Part II
City placement
In Simutrans-Standard, cities are distributed evenly and randomly on the game terrain when a new game is first generated. A range of sizes of towns are automatically generated, but the only aspect of town size that the player can customise is the median size of the towns and the overall number of towns.
In Simutrans-Extended, there are additional options to determine the number of very large cities in comparison to the ordinary size of towns, to set cities in clusters, for towns to tend to be built more on lower ground than higher ground and for towns to be more likely to be built near rivers and the sea. Also, there are more likely to be rivers generated on high ground, increasing the total number of rivers generated. Most of this feature (with the exception of towns preferring to be built at a lower height) was written by Inkelyad.
The aim of these features is to enable a more realistic and interesting landscape to be generated, to allow, for example, river transport in times before canals or the grouping together of large urban areas whilst still allowing wide open spaces.
City size distribution
In Simutrans-Standard, cities are sized more or less randomly based on a median set when generating the game.
In Simutrans-Extended, city sizes are set according to Zipf's law (http://brenocon.com/blog/2009/05/zipfs-law-and-world-city-populations/) of city size distribution. The code for this feature was written by Richard Smith.
The aim of this feature is to make the landscape on which players play more realistic.
Note: As of circa 2017, this feature has been noted not to be working correctly. It is planned to fix this when town generation/growth is rewritten.
Liveries
In Simutrans-Standard, each type of vehicle has only one appearance, except that it can have different graphics for being empty or carrying different loads, if applicable.
In Simutrans-Extended, vehicles can have different liveries. Liveries are grouped in livery schemes (in each of which, there can be multiple liveries according to date, so that, for example, the scheme "British Railways" can have the liveries "BR Early", "BR Revised", "BR Blue", "BR Large Logo", etc.). Players can select which livery scheme applies to vehicles when bought in a depot, and can additionally re-assign livery schemes to lines.The aim of this feature is to improve the visual representation of historical vehicles over time. This feature has no economic effect.
Bridges and elevated ways
In Simutrans-Standard, bridges can have length and height restrictions, but these are optional. Height restrictions do not discriminate between height above and below water. Where the overall length of a bridge is not restricted, it is possible to build a bridge over a large stretch of open ocean. Further, elevated ways can be built over buildings of any height.
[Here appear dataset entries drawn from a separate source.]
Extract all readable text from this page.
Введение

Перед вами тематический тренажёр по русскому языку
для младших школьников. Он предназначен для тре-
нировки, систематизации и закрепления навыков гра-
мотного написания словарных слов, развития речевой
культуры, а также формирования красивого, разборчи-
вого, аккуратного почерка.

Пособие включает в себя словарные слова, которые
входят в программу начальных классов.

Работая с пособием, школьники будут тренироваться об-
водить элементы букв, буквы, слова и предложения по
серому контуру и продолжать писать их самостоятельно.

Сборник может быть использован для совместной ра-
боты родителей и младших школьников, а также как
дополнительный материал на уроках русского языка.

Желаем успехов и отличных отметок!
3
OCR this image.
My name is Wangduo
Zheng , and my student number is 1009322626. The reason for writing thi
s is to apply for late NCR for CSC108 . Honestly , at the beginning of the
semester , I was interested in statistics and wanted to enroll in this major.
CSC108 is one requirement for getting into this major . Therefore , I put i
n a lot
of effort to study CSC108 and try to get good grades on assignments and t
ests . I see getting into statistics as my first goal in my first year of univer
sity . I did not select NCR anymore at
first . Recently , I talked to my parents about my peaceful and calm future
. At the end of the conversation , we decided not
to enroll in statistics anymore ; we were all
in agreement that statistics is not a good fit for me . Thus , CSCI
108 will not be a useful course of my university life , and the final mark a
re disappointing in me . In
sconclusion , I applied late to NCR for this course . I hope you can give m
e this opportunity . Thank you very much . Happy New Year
In Simutrans-Extended, bridges with unlimited length cannot be built over deep water (that is, water more than 1 tile below sea level). Further, elevated ways can only be built over buildings of a size of no greater than 2, and larger buildings cannot appear under existing elevated ways.
The aim of this feature is to prevent players building very long bridges over open seas which would not be possible to build in reality, at no greater cost than building bridges on land, which can distort water transport, and further to impose realistic restrictions on the use of elevated ways in heavily built-up areas, confining them to the suburbs of larger towns and cities, and providing incentive to use (more expensive) underground railways instead.
Terraforming
In Simutrans-Standard, it is possible to raise and lower land anywhere (with the exception that one cannot start raising/lowering land in open water). This allows even deep oceans to be bridged with artificial embankments.
In Simutrans-Extended, it is not possible to raise land - even indirectly by raising its neighbours - when it is more than 1 tile below sea level.
The aim of this feature is to prevent players from circumventing the challenge of dealing with seas and lakes by turning them into land.
City roads
In Simutrans-Standard, players are free to delete any city roads without restriction. This allows players to leave large numbers of city buildings disconnected from the city road network when building their networks. Further, players are allowed to build private roads in cities, which remain private and inaccessible to any other player's transport. The city speed limit is a hard-coded 50km/h.
In Simutrans-Extended, players may not delete city roads such as would leave city buildings disconnected from the city. Any road built in a built-up area of a city will be adopted by the city authorities and available to use by all players. The city speed limit will apply, and the city will pay for the maintenance of the road. The city speed limit is the speed limit of the current city road as defined by the pakset's simuconf.tab.
The aim of this feature is to require players to respect the integrity of cities when planning networks, so that players have to work around features already present rather than simply overriding them, and also to prevent players from unrealistically increasing the speed limit in built up areas or from excluding players from cities with private roads.
Settings overriding
In Simutrans-Standard, game settings are specified for new games in the configuration file simuconf.tab. When a game is generated, these values are saved in the saved game, so that, even if simuconf.tab is later changed, the settings in a game already created remain the same. These can, however, be changed using an the advanced settings GUI dialogue for each individual saved game.
In Simutrans-Experimental, it is possible to specify a simuconf.tab parameter (progdir_overrides_savegame_settings=1) to allow some settings in simuconf.tab to override settings in any saved game loaded when that parameter is so set. This does not affect online games, which will always load all of their settings from the saved game downloaded from the server.